The class shifted nervously, some of them not prepared for this news. Luckily for me, Lili had already told me that right after bonding, our schedules would be changing, focusing on our magical abilities and flying.

He continued, “You will continue to have your typical first class—current events, that will not change. That is where you are given the most update information concerning happenings around the—”

“Like the murders?” a Rider from second squad interrupted.

Vindex rotated on his heels, making this awful noise come from his boots as they scraped the stone floor.

“I know that what happened is alarming, Cadet Vidacovik, and we professors and the leadership are alarmed. Since neither I nor most professors know much more than you all, we will not be spending class time pondering all the what ifs.”

He walked back to the front of the class and turned around.

“Each wing will be staying together, in the same cohort, for the following week. There will be no days off for the weekend. This means there will essentially be three cohorts that will be rotating. As I said earlier, everyone will report to the stadium classroom first. For your wing, the second hour will be with me. The third and fourth hours will be on the flight field, with Professor Hildegard. All three wings will have lunch together. Your fifth hour class will be with Professor Duft, which is your wielding teacher, so new to you all. Your sixth hour will be Professor Bhatta, to finesse your knowledge on the flier you’ve bonded with.

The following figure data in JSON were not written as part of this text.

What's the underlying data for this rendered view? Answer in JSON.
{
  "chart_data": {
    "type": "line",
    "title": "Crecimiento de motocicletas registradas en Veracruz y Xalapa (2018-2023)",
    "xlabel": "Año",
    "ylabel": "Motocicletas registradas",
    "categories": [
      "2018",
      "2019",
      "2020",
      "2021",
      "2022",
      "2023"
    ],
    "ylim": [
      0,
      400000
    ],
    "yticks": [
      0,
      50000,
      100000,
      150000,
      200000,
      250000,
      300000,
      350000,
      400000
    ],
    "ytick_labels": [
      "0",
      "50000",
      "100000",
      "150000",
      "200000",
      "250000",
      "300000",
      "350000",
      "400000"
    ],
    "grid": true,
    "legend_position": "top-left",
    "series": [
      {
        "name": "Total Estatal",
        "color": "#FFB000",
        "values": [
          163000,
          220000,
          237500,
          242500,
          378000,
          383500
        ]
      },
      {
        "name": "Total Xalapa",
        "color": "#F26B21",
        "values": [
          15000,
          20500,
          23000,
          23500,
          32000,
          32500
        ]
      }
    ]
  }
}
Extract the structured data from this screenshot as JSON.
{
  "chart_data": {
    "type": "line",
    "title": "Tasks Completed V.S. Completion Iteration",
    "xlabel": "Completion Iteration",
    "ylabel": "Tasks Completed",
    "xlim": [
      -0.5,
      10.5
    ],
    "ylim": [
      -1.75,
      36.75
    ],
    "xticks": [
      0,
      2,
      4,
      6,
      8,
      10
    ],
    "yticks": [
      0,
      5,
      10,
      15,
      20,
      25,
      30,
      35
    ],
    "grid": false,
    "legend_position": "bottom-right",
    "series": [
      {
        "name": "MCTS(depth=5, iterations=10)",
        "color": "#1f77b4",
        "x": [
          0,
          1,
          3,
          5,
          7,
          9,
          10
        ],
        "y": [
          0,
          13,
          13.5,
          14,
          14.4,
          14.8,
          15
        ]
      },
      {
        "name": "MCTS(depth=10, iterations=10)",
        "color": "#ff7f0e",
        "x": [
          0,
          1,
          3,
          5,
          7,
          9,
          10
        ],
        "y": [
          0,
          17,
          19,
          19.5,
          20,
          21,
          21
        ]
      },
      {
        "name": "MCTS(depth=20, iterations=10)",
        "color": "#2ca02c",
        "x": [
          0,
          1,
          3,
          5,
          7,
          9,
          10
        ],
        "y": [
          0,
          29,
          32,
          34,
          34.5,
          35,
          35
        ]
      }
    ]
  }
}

Seventh- and Eighth-hour courses will be with Professor Yan, who is also new to you.

She is our amazing, magical leather worker.

You will spend that time working on saddles for your fliers. ”

“After which, it will be dinner, mandatory formation, then all cadets are required to report to their chambers for the night. Are there any questions?”

Everyone just stared at him, almost afraid to say anything, to ask anything. All in shock by the parameters he just laid.